Using transmission electron microscopy (TEM), phase composition and fine texture changes in the ferrite-pearlitic steels 0.18C–1Cr–3Ni–1Mo–Fe, 0.3C–1Cr–1Mn–1Si–Fe and 0.34C–1Cr–1Ni–1Mo–Fe due to electrolytic plasma nitrocarburizing has been studied in thin foils. The procedure of electrolytic-plasma enhanced nitrocarburizing has been performed by steel surface saturation with nitrogen and carbon in an aqueous solution at a temperature of 800–860°C for 5 min. All the steels under investigation have been studied before and after the nitrocarburizing procedure.
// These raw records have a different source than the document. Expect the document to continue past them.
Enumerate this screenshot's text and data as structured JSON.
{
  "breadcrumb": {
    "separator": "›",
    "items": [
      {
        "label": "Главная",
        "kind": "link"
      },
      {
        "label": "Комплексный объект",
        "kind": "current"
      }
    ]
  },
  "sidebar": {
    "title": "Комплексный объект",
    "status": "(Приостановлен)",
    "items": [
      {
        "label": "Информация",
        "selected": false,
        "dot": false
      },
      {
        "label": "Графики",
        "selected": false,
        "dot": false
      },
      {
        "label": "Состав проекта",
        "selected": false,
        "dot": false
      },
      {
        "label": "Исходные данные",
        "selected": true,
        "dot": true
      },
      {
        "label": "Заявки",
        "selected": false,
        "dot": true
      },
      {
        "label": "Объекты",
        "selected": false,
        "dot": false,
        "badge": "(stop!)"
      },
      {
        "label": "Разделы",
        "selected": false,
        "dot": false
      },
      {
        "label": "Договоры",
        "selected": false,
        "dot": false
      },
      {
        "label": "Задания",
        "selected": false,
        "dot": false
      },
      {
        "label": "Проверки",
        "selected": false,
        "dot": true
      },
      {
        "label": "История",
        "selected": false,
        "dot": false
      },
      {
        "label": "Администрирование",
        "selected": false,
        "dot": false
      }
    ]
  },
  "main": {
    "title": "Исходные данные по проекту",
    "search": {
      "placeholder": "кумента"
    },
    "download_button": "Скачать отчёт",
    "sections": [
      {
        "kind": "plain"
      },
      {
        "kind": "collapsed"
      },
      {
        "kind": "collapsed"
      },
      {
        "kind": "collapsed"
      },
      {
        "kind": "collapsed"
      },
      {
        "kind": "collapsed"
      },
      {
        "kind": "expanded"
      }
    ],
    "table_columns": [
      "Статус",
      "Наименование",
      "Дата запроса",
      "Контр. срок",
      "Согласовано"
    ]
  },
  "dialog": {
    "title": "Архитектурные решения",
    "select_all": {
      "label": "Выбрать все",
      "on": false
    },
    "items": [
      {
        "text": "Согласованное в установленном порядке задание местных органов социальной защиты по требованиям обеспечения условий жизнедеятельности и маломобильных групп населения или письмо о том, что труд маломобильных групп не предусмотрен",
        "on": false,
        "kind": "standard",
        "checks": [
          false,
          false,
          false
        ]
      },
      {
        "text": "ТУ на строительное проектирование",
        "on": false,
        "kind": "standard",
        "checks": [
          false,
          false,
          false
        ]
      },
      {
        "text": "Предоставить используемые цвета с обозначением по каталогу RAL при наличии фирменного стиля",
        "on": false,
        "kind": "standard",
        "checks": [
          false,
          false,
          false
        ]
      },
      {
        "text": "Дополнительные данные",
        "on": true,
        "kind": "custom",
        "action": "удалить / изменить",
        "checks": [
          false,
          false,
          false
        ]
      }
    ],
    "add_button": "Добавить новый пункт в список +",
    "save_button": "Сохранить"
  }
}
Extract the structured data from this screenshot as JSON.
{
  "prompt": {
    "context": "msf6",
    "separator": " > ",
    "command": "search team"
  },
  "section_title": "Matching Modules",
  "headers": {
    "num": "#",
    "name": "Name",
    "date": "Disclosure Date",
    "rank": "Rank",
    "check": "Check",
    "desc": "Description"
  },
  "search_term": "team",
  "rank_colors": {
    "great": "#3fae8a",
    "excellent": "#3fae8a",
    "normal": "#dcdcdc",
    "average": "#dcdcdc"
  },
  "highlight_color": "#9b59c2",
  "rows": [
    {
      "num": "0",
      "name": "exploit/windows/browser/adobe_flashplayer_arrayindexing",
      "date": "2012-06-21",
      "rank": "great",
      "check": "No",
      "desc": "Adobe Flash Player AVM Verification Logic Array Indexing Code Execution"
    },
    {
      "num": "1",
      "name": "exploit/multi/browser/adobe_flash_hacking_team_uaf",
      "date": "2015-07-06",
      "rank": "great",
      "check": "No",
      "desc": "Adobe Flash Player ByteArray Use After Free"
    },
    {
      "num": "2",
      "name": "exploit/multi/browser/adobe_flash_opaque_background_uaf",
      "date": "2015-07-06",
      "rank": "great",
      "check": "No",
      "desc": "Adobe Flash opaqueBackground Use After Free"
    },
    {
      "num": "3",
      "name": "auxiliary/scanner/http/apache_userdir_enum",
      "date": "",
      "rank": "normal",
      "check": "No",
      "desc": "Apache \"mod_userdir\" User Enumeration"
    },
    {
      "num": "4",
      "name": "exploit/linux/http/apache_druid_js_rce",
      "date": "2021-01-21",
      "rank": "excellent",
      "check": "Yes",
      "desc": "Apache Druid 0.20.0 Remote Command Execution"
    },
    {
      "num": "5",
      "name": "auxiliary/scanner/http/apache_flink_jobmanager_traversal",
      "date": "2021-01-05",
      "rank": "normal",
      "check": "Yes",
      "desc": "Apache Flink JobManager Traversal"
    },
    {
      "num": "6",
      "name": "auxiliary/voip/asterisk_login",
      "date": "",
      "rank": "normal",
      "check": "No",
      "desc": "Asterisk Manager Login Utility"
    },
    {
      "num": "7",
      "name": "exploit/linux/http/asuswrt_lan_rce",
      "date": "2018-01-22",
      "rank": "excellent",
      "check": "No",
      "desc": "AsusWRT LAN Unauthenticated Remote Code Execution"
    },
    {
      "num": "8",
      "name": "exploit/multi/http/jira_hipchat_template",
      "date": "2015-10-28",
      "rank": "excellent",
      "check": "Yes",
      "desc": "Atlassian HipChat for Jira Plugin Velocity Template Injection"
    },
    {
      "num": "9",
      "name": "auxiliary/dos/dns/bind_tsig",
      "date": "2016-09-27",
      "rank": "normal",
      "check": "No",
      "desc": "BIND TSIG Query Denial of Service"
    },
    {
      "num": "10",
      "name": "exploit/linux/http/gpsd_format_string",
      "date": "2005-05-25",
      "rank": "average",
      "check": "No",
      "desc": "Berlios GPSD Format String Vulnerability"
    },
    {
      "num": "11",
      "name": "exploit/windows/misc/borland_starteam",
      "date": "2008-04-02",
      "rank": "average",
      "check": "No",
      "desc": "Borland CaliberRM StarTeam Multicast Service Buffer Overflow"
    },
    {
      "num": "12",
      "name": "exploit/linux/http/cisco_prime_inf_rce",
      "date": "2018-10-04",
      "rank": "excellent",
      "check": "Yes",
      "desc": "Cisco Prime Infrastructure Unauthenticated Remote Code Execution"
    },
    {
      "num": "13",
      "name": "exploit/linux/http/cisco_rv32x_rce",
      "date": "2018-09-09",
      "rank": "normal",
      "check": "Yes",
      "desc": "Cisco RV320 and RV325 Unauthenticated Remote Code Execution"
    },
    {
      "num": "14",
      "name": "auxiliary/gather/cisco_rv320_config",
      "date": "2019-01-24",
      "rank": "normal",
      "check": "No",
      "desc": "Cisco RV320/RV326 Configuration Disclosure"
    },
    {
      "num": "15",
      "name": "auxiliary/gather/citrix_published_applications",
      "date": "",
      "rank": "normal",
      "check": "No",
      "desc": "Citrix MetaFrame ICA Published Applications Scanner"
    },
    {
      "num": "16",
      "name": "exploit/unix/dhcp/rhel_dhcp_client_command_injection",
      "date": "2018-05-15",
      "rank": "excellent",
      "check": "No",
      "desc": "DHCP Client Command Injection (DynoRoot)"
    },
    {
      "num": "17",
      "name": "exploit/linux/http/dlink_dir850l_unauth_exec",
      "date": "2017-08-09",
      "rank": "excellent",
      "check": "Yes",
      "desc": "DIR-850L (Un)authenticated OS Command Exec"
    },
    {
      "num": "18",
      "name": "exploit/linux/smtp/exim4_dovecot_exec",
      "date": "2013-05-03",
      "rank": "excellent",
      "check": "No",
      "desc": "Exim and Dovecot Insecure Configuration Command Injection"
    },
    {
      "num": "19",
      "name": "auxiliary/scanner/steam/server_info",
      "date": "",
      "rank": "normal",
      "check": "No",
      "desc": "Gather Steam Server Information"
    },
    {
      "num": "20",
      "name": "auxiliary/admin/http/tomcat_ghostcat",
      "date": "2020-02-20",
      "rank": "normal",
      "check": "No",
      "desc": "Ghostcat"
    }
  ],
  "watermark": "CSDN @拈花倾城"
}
In the initial state, the steels were discovered to be composed of a pearlitic and ferritic grain mixture. The nitrocarburizing procedure leads to the formation of modified layers. Thus, the greater is the amount of pearlite before nitrocarburizing, the thicker is the modified layer. Nitrocarburizing results in significant qualitative changes in the phase state and the steel structure. In the modified layer surface area alongside the matrix, the particles of other phases such as carbides, nitrides and carbonitrides occur. As the distance from the surface of a nitrocarburized sample increases, the phases of set and volume decrease, whereas the only carbide phase—cementite—occurs at the end of modified layer in the case of all the steels. After nitrocarburizing, the matrix of all the steels represents tempered lath and lamellar martensite. In the nitrocarburized layer surface zone, the volume fractions of lath and lamellar martensite depend on the initial steel state: the greater is the amount of pearlite in steel, the less is the amount of lath martensite; then a greater amount of lamellar martensite is formed. Such a dependence is not observed in the nitrocarburized layer central zone, whereas the volume fractions of lath and lamellar martensite at the end of the layer are close to each other.